Он звал княгиню и Святослава на этот московский холм - для пира в честь новой удачи на землях соседей, а также в честь нового города на Руси. Теперь этот холм в огне. Ну, что же: видно, судьба! И в том судьба, что посёлок пожрало пламя, и в том, что на голом месте опять здесь воздвигнут люди жилье, а князь-строитель поставит город. Ибо не та беда, которая подошла, а та, которую обломать не сумеешь…
Мыслями отвлекаясь от бед и худа, князь уже весело думал о крепости этих мест, о важной судьбе Московского порубежья. Думал он и о том, что вот снова привёл сюда из чужого удела немало умелых ладных людей. Глядишь, потом и ещё таких же возьмёт он в плен во время новых походов на Новгород и Смоленск. Так, от его раденья в конце концов и возрастёт здесь город за грудью стен во славу княжьего дела! Теперь в этом деле никто не будет помехой: изменник Кучка, наславший нищих на лесной посёлок Дедок и на этот княжий посёлок, будет судим! Судим и казнён. А сын воеводы Яким - будет лишён здесь отчего места. На всё порубежье останется только князь, хозяин всего удела!
Думая так, Долгорукий оглядывал земли окрест, и мысль его всякий раз возвращалась к усадьбе, куда уплыл на ладьях Андрей в надежде схватить боярина до отъезда. И в самом деле: Степан Иванович, как ни спешил, не успел уехать. Княжич Андрей настиг его в ту минуту, когда боярин силой кинул связанную Анастасию в ладью, сел сам и злобно сказал: - Пошли!
Гребцы потянули весла…
В это мгновенье ладья Андрея и вышла из-за кустов. Невидимая в синем и влажном апрельском воздухе, но отчётливо слышимая опытным ухом, предостерегающая от смерти стрела одного из княжеских гридней пропела над головами боярских слуг свою лихую, страшную песню. Боярские слуги замешкались. Напрасно чернобородый Баган с помощником Тараканом шипели на них: «Давай! Выгребай борзей, крапивное семя!» - гребцы не нашли в себе сил быстрее погнать тяжело нагружённые ладьи. Княжич Андрей угрожающе крикнул:
– Постой, боярин!
– и вскоре его удобная, лёгкая на ходу боевая ладья оказалась рядом с боярской…

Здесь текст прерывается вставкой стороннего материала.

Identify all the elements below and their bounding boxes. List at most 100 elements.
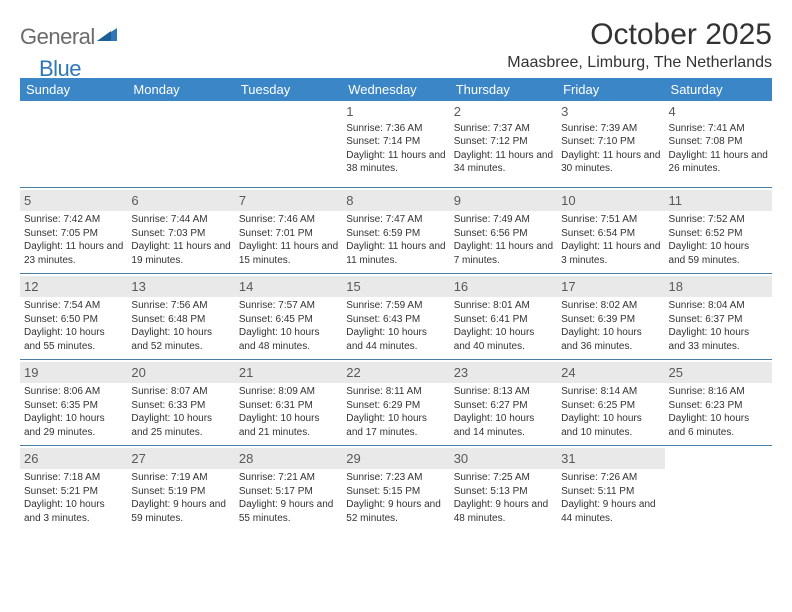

Свалка продолжалась недолго. Но пока боярина вытянули на берег, связали руки; пока усталая, бледная, исхудавшая, но счастливая Анастасия, не зная, как ей держаться, что делать, куда идти, бессвязно рассказывала Андрею о своей попытке бежать от мужа, смеялась, и плакала, и сияла, и никла от столь внезапного счастья - видеть любимого, быть свободной; пока ладьи повернули вспять, - пока всё это творилось, от Клязьмы к Москве-реке подошли и ладьи княгини.